What is this? I am finding tools for data science and trying to find the best way to synthesize them. I built the smallest project I could so I could focus on gathering ideas and streamlining my process for the future.

What tools am I using?

  • Authorea - Build collaborative and sharable project reports

  • Evernote - Save, annotate, and share notes

  • Trello - Create linkboards for quicks access to project materials

  • Wakari - Create and share analysis using IPython

  • Plotly - Create and share plots

  • Gistbox - Save, share, and access code snippets

  • Github - Share project files

  • Cloud9 - Cloudbased IDE for project files.

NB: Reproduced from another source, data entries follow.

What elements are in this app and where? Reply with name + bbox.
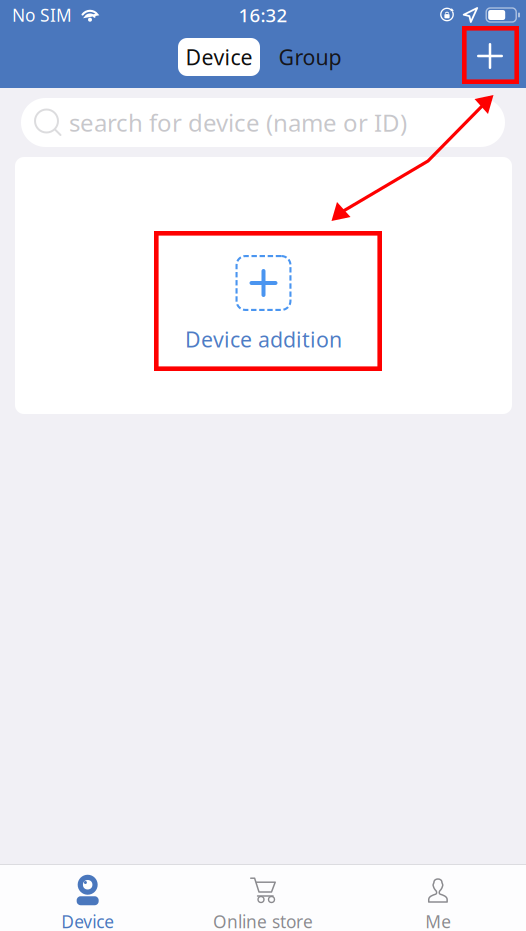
staticText: 16:32 xyxy=(238,3,288,27)
button[interactable]: Device xyxy=(0,865,175,931)
button[interactable]: Group xyxy=(260,38,360,76)
staticText: Group xyxy=(278,43,342,71)
staticText: Device xyxy=(61,910,114,931)
staticText: Device xyxy=(186,43,252,71)
staticText: Device addition xyxy=(185,325,342,353)
staticText: Online store xyxy=(213,910,313,931)
button[interactable]: Me xyxy=(351,865,526,931)
staticText: Me xyxy=(425,910,451,931)
button[interactable]: Device xyxy=(178,38,260,76)
button[interactable]: Device addition xyxy=(150,231,377,368)
staticText: No SIM xyxy=(12,4,72,26)
button[interactable]: Online store xyxy=(175,865,351,931)
button[interactable]: search for device (name or ID) xyxy=(21,98,505,147)
staticText: search for device (name or ID) xyxy=(69,107,407,138)
button[interactable]: Add device xyxy=(462,28,518,84)
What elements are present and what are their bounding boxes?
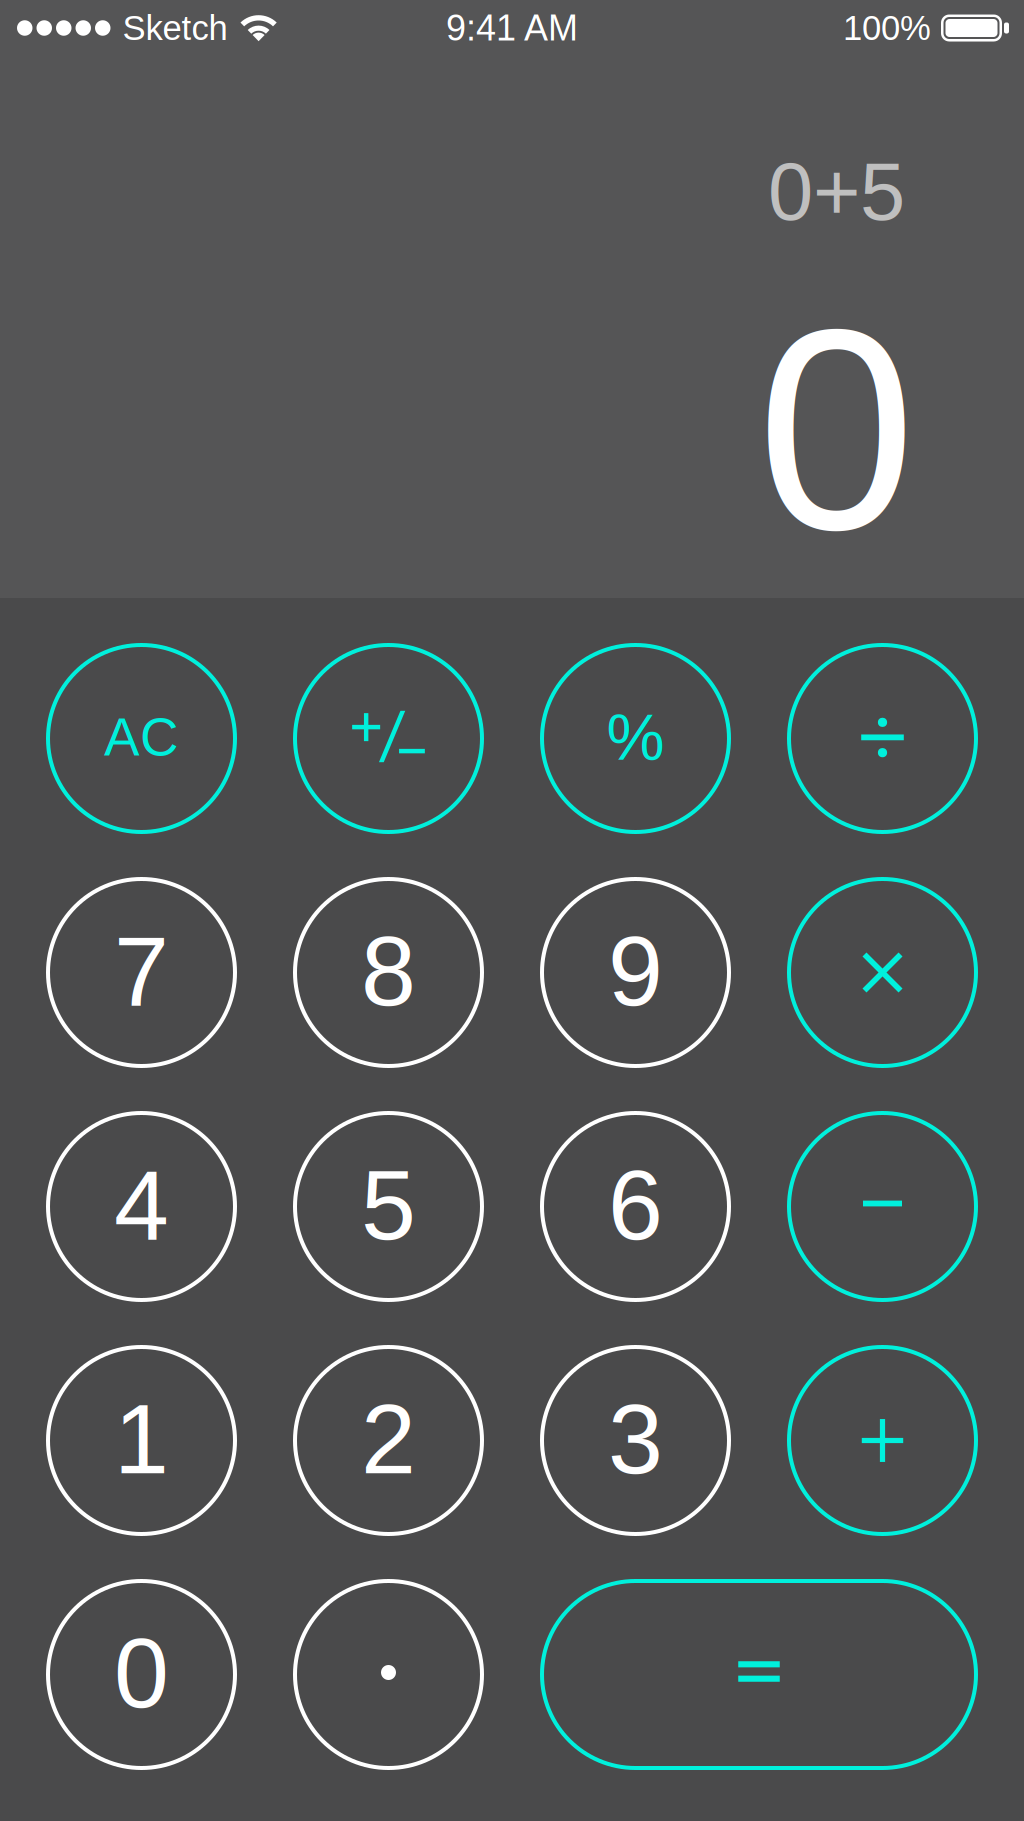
staticText: 3: [608, 1384, 663, 1494]
button[interactable]: 1: [46, 1345, 237, 1536]
staticText: 0: [114, 1618, 169, 1728]
staticText: 0+5: [768, 146, 905, 237]
staticText: 0: [757, 270, 916, 589]
staticText: 7: [114, 916, 169, 1026]
staticText: 9: [608, 916, 663, 1026]
button[interactable]: 0: [46, 1579, 237, 1770]
button[interactable]: Plus minus: [293, 643, 484, 834]
staticText: 4: [114, 1150, 169, 1260]
staticText: 9:41 AM: [446, 8, 578, 48]
button[interactable]: AC: [46, 643, 237, 834]
button[interactable]: 5: [293, 1111, 484, 1302]
button[interactable]: Plus: [787, 1345, 978, 1536]
button[interactable]: Multiply: [787, 877, 978, 1068]
button[interactable]: 7: [46, 877, 237, 1068]
button[interactable]: 6: [540, 1111, 731, 1302]
button[interactable]: 2: [293, 1345, 484, 1536]
staticText: 6: [608, 1150, 663, 1260]
button[interactable]: 4: [46, 1111, 237, 1302]
button[interactable]: Decimal point: [293, 1579, 484, 1770]
staticText: AC: [104, 707, 179, 767]
button[interactable]: 8: [293, 877, 484, 1068]
staticText: 1: [114, 1384, 169, 1494]
button[interactable]: 9: [540, 877, 731, 1068]
staticText: 8: [361, 916, 416, 1026]
button[interactable]: Equals: [540, 1579, 978, 1770]
staticText: 100%: [843, 9, 931, 47]
staticText: 2: [361, 1384, 416, 1494]
button[interactable]: Divide: [787, 643, 978, 834]
staticText: %: [606, 700, 664, 774]
button[interactable]: Minus: [787, 1111, 978, 1302]
button[interactable]: 3: [540, 1345, 731, 1536]
staticText: Sketch: [122, 9, 228, 47]
button[interactable]: %: [540, 643, 731, 834]
staticText: 5: [361, 1150, 416, 1260]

  • Wordpress - Post summary and links to shared resources as blog post

  • Asana - Streamline processes by creating repeatable checklists

  • Google Drive - Create and share documents

  • OpenRefine - clean data before analysis

  • BigQuery - Large scale SQL.

Why these tools?

  • Cheap/free

  • collaborative/shareable

  • Cloud/browser based

What did I learn?

I had to use most of these programs for the first time and come up with systems to integrate them. It’s a very unimpressive end project but I now have the foundations to quickly distribute projects in the future.

What is next?

Layout checklists, create templates, and build projects. Refine system a few times before trying to extend to any other tools.